I recently went back to my parents' (overseas) and found my backup (WD 3TB My Book). I got all hyped, it enclosures the treasures from my golden years. Sadly, it doesn't seem to work properly anymore —even when it was stored in a dry fresh dark place (for over a decade).
When I plugged it in the computer it was able to read it without issue. Knowing the fragility of the situation, I started to copy the whole drive instead of browsing it. After 10% or so it stopped working. I re-plugged it in a different port and retried with similar results (with a progress equally low). After that it became hard to read it so I stopped —I didn't want to damage it by forcing a huge transfer in an unstable condition.
My current plan is to try to access it from some Linux distro and, if I can read it, copy by folders (everything is organized in main categories).
I don't think my old friend has much time left for trial and errors, so I'd like to check with you. I'm sure you'll have better ideas than my current barbaric plan.
Thank you, this is important for me, and I highly appreciate and advise.
The most common failure with external drives is the electronics, not the drive itself. Safest bet is to pull the drive out and connect it to your computer directly, or if you only have a laptop then you'll need a SATA drive enclosure or adaptor.
If you really want to play it safe, consider getting a drive cloner like this one and a matching new drive. If you suspect the old drive is damaged/failing, then the absolute safest thing is to not do any work on it directly.
Seagate distributes a freeware called Seatools which is pretty good for checking drive health (should work on any modern drive, not just Seagate branded ones).

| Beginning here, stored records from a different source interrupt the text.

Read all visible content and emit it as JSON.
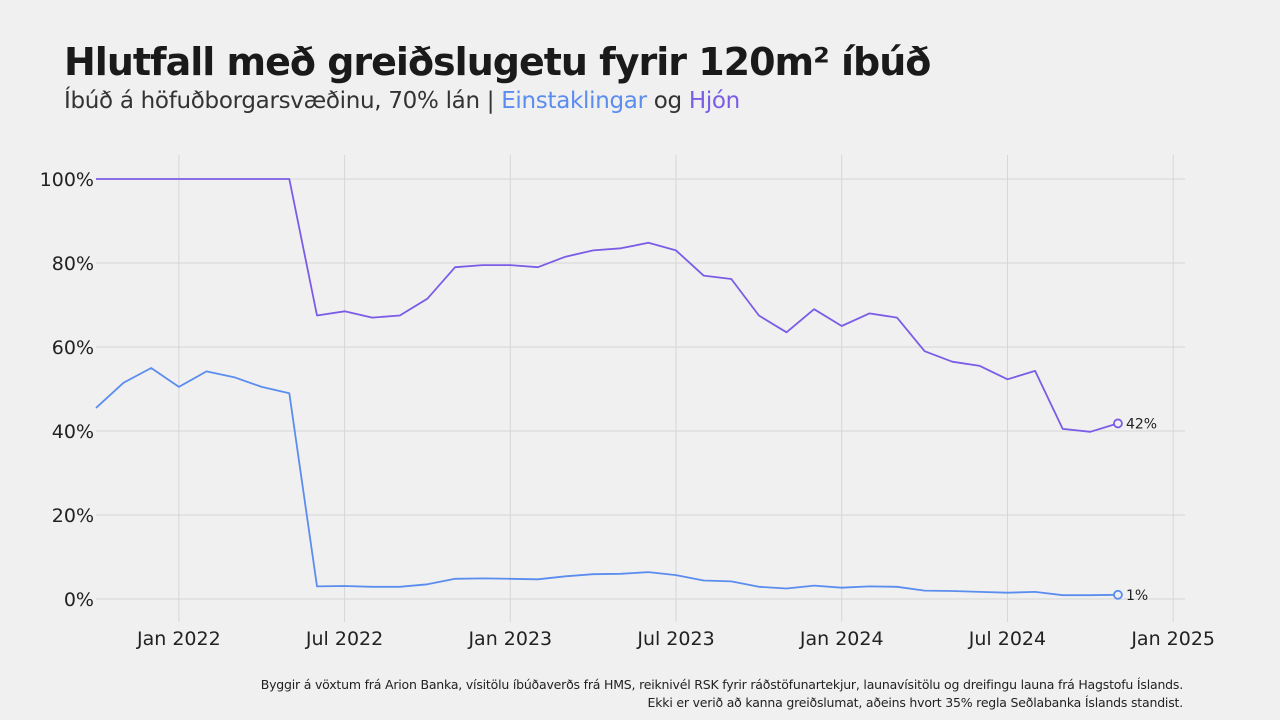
{
  "title": "Hlutfall með greiðslugetu fyrir 120m² íbúð",
  "subtitle": {
    "prefix": "Íbúð á höfuðborgarsvæðinu, 70% lán | ",
    "series1": "Einstaklingar",
    "joiner": " og ",
    "series2": "Hjón"
  },
  "footer": {
    "line1": "Byggir á vöxtum frá Arion Banka, vísitölu íbúðaverðs frá HMS, reiknivél RSK fyrir ráðstöfunartekjur, launavísitölu og dreifingu launa frá Hagstofu Íslands.",
    "line2": "Ekki er verið að kanna greiðslumat, aðeins hvort 35% regla Seðlabanka Íslands standist."
  },
  "chart_data": {
    "type": "line",
    "x_start": "2021-10",
    "y_tick_labels": [
      "0%",
      "20%",
      "40%",
      "60%",
      "80%",
      "100%"
    ],
    "y_ticks": [
      0,
      20,
      40,
      60,
      80,
      100
    ],
    "ylim": [
      -5,
      105
    ],
    "x_tick_labels": [
      "Jan 2022",
      "Jul 2022",
      "Jan 2023",
      "Jul 2023",
      "Jan 2024",
      "Jul 2024",
      "Jan 2025"
    ],
    "grid": true,
    "series": [
      {
        "name": "Hjón",
        "color": "#7b5ce6",
        "values": [
          100,
          100,
          100,
          100,
          100,
          100,
          100,
          100,
          67.5,
          68.5,
          67,
          67.5,
          71.5,
          79,
          79.5,
          79.5,
          79,
          81.5,
          83,
          83.5,
          84.8,
          83,
          77,
          76.2,
          67.5,
          63.5,
          69,
          65,
          68,
          67,
          59,
          56.5,
          55.5,
          52.3,
          54.3,
          40.5,
          39.8,
          41.8
        ],
        "end_label": "42%"
      },
      {
        "name": "Einstaklingar",
        "color": "#5b8def",
        "values": [
          45.5,
          51.5,
          55,
          50.5,
          54.2,
          52.8,
          50.5,
          49,
          3,
          3.1,
          2.9,
          2.9,
          3.5,
          4.8,
          4.9,
          4.8,
          4.7,
          5.4,
          5.9,
          6,
          6.4,
          5.7,
          4.4,
          4.2,
          2.9,
          2.5,
          3.2,
          2.7,
          3,
          2.9,
          2,
          1.9,
          1.7,
          1.5,
          1.7,
          0.9,
          0.9,
          1
        ],
        "end_label": "1%"
      }
    ]
  }
}
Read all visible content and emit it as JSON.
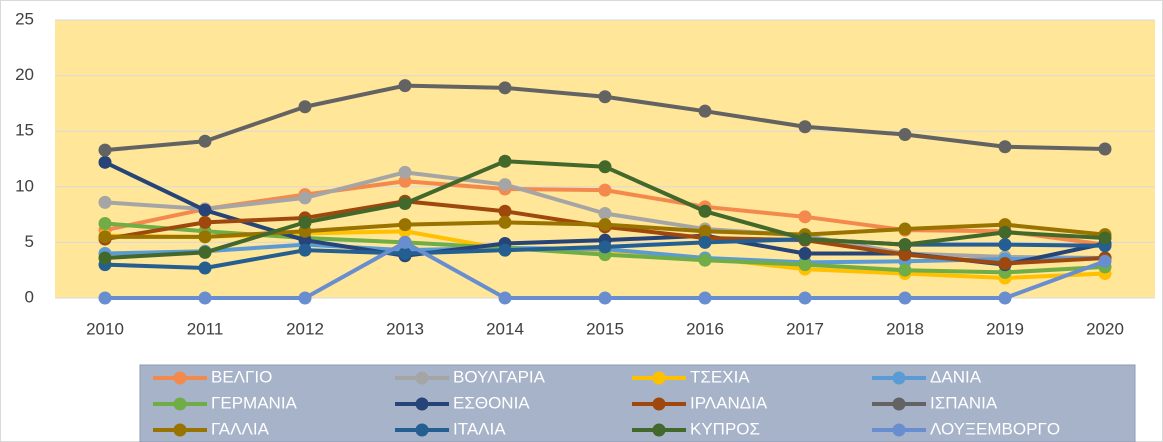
{
  "chart_data": {
    "type": "line",
    "categories": [
      "2010",
      "2011",
      "2012",
      "2013",
      "2014",
      "2015",
      "2016",
      "2017",
      "2018",
      "2019",
      "2020"
    ],
    "ylim": [
      0,
      25
    ],
    "yticks": [
      0,
      5,
      10,
      15,
      20,
      25
    ],
    "grid": true,
    "legend": "bottom",
    "series": [
      {
        "name": "ΒΕΛΓΙΟ",
        "color": "#f4894e",
        "values": [
          6.1,
          8.0,
          9.3,
          10.5,
          9.8,
          9.7,
          8.2,
          7.3,
          6.1,
          6.0,
          4.8
        ]
      },
      {
        "name": "ΒΟΥΛΓΑΡΙΑ",
        "color": "#a5a5a5",
        "values": [
          8.6,
          8.0,
          9.0,
          11.3,
          10.2,
          7.6,
          6.2,
          5.6,
          4.0,
          3.7,
          3.6
        ]
      },
      {
        "name": "ΤΣΕΧΙΑ",
        "color": "#ffc000",
        "values": [
          5.6,
          5.5,
          5.8,
          6.0,
          4.4,
          4.3,
          3.6,
          2.6,
          2.2,
          1.8,
          2.2
        ]
      },
      {
        "name": "ΔΑΝΙΑ",
        "color": "#5b9bd5",
        "values": [
          4.0,
          4.2,
          4.8,
          4.3,
          4.5,
          4.4,
          3.6,
          3.2,
          3.3,
          3.5,
          3.6
        ]
      },
      {
        "name": "ΓΕΡΜΑΝΙΑ",
        "color": "#70ad47",
        "values": [
          6.7,
          6.0,
          5.4,
          5.0,
          4.5,
          3.9,
          3.4,
          3.0,
          2.5,
          2.3,
          2.8
        ]
      },
      {
        "name": "ΕΣΘΟΝΙΑ",
        "color": "#264478",
        "values": [
          12.2,
          7.9,
          5.2,
          3.8,
          4.9,
          5.2,
          5.6,
          4.0,
          4.0,
          3.0,
          4.9
        ]
      },
      {
        "name": "ΙΡΛΑΝΔΙΑ",
        "color": "#9e480e",
        "values": [
          5.3,
          6.8,
          7.2,
          8.7,
          7.8,
          6.4,
          5.4,
          5.2,
          3.9,
          3.1,
          3.6
        ]
      },
      {
        "name": "ΙΣΠΑΝΙΑ",
        "color": "#636363",
        "values": [
          13.3,
          14.1,
          17.2,
          19.1,
          18.9,
          18.1,
          16.8,
          15.4,
          14.7,
          13.6,
          13.4
        ]
      },
      {
        "name": "ΓΑΛΛΙΑ",
        "color": "#997300",
        "values": [
          5.5,
          5.5,
          6.0,
          6.6,
          6.8,
          6.6,
          6.0,
          5.7,
          6.2,
          6.6,
          5.7
        ]
      },
      {
        "name": "ΙΤΑΛΙΑ",
        "color": "#255e91",
        "values": [
          3.0,
          2.7,
          4.3,
          4.0,
          4.3,
          4.6,
          5.0,
          5.3,
          4.8,
          4.8,
          4.7
        ]
      },
      {
        "name": "ΚΥΠΡΟΣ",
        "color": "#43682b",
        "values": [
          3.6,
          4.1,
          6.8,
          8.5,
          12.3,
          11.8,
          7.8,
          5.3,
          4.8,
          5.9,
          5.4
        ]
      },
      {
        "name": "ΛΟΥΞΕΜΒΟΡΓΟ",
        "color": "#698ed0",
        "values": [
          0,
          0,
          0,
          5.0,
          0,
          0,
          0,
          0,
          0,
          0,
          3.3
        ]
      }
    ]
  }
}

TestDisk and PhotoRec from cgsecurity are probably the best file recovery tools out there. If you clone the drive and you aren't able to browse the files on it or access them, try using these tools to recover any undamaged files (and even the damaged ones) from the clone. I wouldn't recommend running this directly on a suspect bad drive except as a last-ditch effort.
And if the original disk is damaged and you aren't able to get the files you want from it with the above, then you can try SpinRite which in some cases is able to make unreadable drive sectors readable again. This isn't free, but it has a very good reputation for working on hard drives.